At the final weigh-in, Mark’s face has clearly shrunk, making him look a little bit like Kenny Powers in a bandana, and when he steps on the scale, the number says it all: Mark weighs 357.4 lbs., a total of 159.6 lbs. lost. Though Patty started slow, the results are visible when she steps on the scale, too, weighing-in at 247 lbs., a total loss of 65.8 lbs. Patty feels “awesome” and is armed with knowledge about nutrition and exercise and is ready to take it into the real world. “I didn’t want to live the way I was living and now I don’t have to anymore.”
I don’t normally write about “the big reveals” since “Heavy” went to the new format, but I’m making an exception for this episode because Mark’s big reveal was doing a half-marathon, and as a fellow fatty preparing to run a race, I think he deserves to have his story told all the way through.
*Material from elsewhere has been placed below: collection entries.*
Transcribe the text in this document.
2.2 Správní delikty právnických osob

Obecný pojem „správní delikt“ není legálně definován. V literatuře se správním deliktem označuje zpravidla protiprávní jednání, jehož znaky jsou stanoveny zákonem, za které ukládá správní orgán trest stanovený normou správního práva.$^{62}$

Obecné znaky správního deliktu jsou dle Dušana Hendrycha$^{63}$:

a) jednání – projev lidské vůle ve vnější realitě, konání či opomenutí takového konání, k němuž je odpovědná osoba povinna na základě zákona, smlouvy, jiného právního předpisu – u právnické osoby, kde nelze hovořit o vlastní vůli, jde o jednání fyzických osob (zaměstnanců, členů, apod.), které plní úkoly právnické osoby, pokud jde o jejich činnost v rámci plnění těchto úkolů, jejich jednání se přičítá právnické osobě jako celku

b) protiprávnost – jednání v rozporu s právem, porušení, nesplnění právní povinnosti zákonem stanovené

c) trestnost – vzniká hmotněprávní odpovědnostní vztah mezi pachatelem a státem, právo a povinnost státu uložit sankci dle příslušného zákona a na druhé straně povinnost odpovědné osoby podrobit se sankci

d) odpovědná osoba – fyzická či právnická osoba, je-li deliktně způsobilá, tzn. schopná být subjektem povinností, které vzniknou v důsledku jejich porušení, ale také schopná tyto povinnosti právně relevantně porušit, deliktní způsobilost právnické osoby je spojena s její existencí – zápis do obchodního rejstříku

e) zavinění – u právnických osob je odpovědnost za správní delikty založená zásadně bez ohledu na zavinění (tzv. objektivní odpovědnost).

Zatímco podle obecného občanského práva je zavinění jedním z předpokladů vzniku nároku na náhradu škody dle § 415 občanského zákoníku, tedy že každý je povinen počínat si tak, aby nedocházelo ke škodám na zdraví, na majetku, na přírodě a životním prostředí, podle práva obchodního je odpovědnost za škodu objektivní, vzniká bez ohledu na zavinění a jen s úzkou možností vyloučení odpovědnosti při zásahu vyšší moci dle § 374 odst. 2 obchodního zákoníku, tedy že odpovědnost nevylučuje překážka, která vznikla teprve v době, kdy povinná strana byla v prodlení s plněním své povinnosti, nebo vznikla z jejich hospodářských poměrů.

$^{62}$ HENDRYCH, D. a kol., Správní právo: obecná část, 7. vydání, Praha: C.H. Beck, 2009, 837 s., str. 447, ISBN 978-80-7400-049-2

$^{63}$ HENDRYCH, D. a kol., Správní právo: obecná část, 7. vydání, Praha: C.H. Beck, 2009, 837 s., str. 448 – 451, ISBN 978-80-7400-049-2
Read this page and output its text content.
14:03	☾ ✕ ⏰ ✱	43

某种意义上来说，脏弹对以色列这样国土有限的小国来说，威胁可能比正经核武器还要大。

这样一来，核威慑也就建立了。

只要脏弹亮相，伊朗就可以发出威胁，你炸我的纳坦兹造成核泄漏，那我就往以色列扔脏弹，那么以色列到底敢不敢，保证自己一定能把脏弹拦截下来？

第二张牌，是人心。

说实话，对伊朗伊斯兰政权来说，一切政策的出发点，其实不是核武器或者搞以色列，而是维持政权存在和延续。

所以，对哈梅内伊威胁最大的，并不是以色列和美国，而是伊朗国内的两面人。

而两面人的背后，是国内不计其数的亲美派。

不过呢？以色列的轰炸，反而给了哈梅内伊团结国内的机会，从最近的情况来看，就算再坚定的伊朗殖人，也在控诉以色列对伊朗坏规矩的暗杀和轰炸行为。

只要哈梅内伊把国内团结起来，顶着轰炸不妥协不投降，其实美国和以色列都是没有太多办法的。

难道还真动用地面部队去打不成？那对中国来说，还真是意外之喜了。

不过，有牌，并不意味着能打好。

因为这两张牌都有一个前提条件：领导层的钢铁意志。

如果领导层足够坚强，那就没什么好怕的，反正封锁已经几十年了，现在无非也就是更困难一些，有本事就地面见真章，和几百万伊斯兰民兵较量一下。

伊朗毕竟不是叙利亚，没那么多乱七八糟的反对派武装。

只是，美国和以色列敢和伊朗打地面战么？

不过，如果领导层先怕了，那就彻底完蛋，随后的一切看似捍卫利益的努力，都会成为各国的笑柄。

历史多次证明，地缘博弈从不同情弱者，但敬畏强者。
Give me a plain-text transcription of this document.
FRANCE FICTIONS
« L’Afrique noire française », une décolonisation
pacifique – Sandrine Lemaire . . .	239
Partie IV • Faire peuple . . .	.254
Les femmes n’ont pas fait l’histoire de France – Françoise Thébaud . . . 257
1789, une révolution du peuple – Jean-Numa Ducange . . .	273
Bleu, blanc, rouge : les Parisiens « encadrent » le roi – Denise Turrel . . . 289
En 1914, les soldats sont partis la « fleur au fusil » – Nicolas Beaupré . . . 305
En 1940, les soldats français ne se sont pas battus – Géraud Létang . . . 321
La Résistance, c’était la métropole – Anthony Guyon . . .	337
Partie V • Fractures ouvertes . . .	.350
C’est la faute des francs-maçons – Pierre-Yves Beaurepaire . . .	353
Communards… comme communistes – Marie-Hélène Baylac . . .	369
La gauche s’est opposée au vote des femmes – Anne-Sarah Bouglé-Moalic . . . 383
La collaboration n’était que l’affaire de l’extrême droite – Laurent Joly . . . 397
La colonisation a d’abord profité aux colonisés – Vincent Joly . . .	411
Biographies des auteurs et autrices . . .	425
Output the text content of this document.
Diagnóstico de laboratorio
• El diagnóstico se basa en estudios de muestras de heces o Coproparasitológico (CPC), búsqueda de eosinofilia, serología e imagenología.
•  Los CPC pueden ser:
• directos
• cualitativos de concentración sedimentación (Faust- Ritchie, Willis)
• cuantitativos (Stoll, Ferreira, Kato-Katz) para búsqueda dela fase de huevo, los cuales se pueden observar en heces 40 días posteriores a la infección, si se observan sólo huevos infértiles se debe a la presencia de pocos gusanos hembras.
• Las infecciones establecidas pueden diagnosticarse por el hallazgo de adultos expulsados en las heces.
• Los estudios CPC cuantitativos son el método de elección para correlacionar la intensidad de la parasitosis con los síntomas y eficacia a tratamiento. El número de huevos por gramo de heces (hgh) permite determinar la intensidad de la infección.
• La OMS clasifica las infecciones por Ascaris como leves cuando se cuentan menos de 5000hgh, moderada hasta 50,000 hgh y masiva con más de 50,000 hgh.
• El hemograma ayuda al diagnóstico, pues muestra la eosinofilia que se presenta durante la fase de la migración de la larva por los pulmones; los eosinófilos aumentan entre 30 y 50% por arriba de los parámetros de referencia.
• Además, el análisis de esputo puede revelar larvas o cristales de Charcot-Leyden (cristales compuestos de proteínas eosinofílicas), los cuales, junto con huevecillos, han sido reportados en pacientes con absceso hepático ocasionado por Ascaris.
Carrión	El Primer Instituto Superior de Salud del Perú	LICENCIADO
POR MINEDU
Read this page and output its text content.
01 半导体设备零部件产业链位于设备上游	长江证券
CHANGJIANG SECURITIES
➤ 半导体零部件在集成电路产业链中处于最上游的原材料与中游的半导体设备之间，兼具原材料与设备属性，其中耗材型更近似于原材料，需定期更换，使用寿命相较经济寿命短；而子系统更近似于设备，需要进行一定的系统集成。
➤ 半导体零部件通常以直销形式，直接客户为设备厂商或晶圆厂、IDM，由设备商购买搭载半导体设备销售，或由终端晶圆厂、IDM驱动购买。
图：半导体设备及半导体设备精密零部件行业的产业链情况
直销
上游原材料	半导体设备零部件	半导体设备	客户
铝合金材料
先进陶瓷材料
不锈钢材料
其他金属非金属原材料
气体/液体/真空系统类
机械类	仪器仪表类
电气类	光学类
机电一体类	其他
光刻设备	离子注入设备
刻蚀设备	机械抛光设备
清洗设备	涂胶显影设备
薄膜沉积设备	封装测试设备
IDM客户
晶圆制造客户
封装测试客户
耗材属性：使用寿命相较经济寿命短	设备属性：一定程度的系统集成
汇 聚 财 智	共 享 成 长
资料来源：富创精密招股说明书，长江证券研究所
While he doesn’t run the whole way (There’s some walking and jogging.), Mark completes a half-marathon, 13.1 miles, a distance a lot of skinny fats couldn’t walk, and after he completes the race, Mark puts the last six months in perspective saying, “It’s not the end at all; it’s just the beginning.”
At the four-month follow-up, Mark has lost an additional 30 lbs. and has run another half-marathon. Patty, on the other hand, has struggled to maintain her weight loss, making her the first heavy in the new format to not at least keep the lost weight off.
Sounds like Patty needs a visit from David Robertson.